Identification of a linear envelope glycoprotein domain III (EDIII)-derived epitope involved in binding of DENV2 to host cells. (A) 3D representation of DENV E protein dimer. Domains I (yellow), II (red), and III (blue) are highlighted. The insert displays EDIII structural features. The amino acid sequence marked in light blue encompasses the epitope recognized by antibodies raised in mice immunized with labile toxins (LT)-adjuvanted vaccines. (B) Amino acid sequence of DENV2 EDIII (GenBank accession number: AF038403.1). The positions of the EDIII β strands are indicated above the sequence by dark blue arrows, while the sequences of the synthetic peptide used in the competition assays are shown below. The epitope predicted by the immunosignature is marked in light blue. (C) Inhibition of DENV2 infection. Different molar concentrations of synthetic peptide 47 were mixed with DENV2 New Guinea C and subsequently added to cells.
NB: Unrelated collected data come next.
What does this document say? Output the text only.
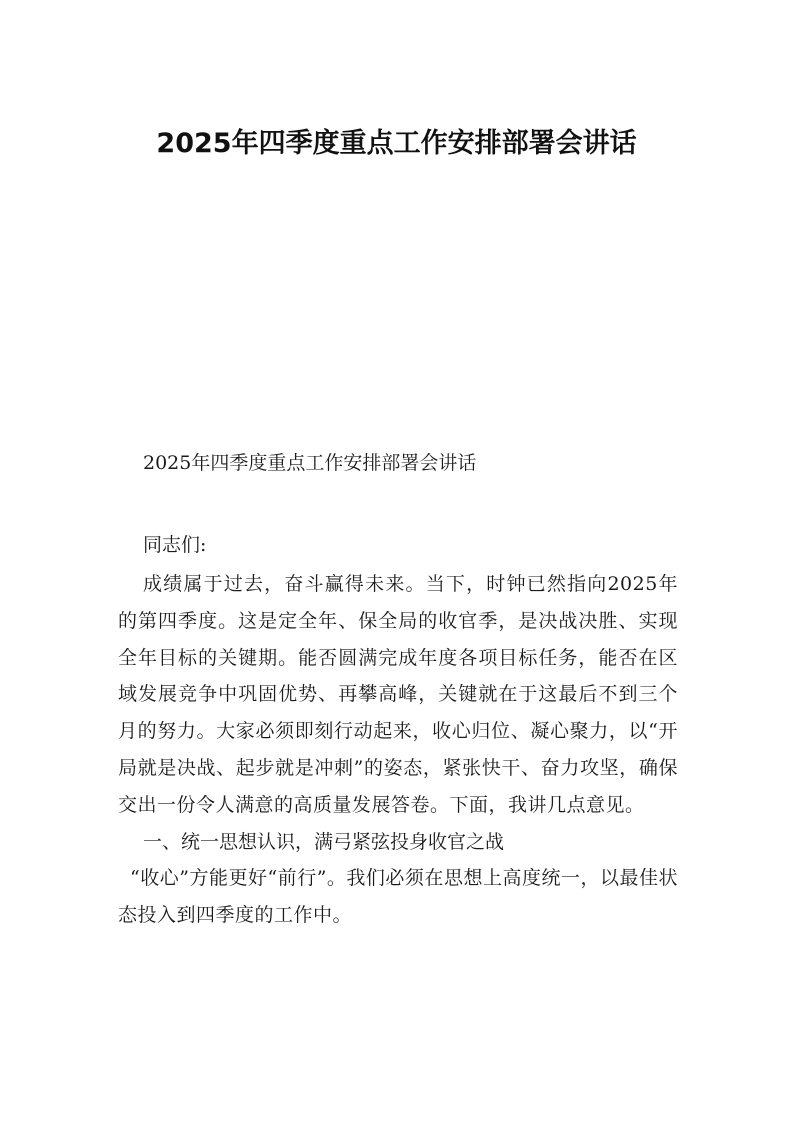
2025年四季度重点工作安排部署会讲话

2025年四季度重点工作安排部署会讲话

同志们:

成绩属于过去，奋斗赢得未来。当下，时钟已然指向2025年的第四季度。这是定全年、保全局的收官季，是决战决胜、实现全年目标的关键期。能否圆满完成年度各项目标任务，能否在区域发展竞争中巩固优势、再攀高峰，关键就在于这最后不到三个月的努力。大家必须即刻行动起来，收心归位、凝心聚力，以“开局就是决战、起步就是冲刺”的姿态，紧张快干、奋力攻坚，确保交出一份令人满意的高质量发展答卷。下面，我讲几点意见。

一、统一思想认识，满弓紧弦投身收官之战

“收心”方能更好“前行”。我们必须在思想上高度统一，以最佳状态投入到四季度的工作中。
Purified EDIII and heat-denatured EDIII were used as positive and negative controls in the inhibition of virus infectivity assay, as indicated in the figure. Cells stained with primary mAb 4G2 and subsequently with Alexa 488-conjugated anti-mouse IgG were measured by cytometry, and the number of DENV-positive infected Vero cells was determined for each group. Values express the reduction in the percentage of the number of virus-infected cells compared to the control group denatured EDIII- (untreated DENV2). Dashed line indicates 50% inhibition of virus infection. Bars represent the mean values and SEM from three independent experiments. ***p < 0.001, **p < 0.001, and *p < 0.05 represent significant differences with regard to denatured EDIII-treated and untreated DENV2 (two-way ANOVA with Bonferroni post hoc test).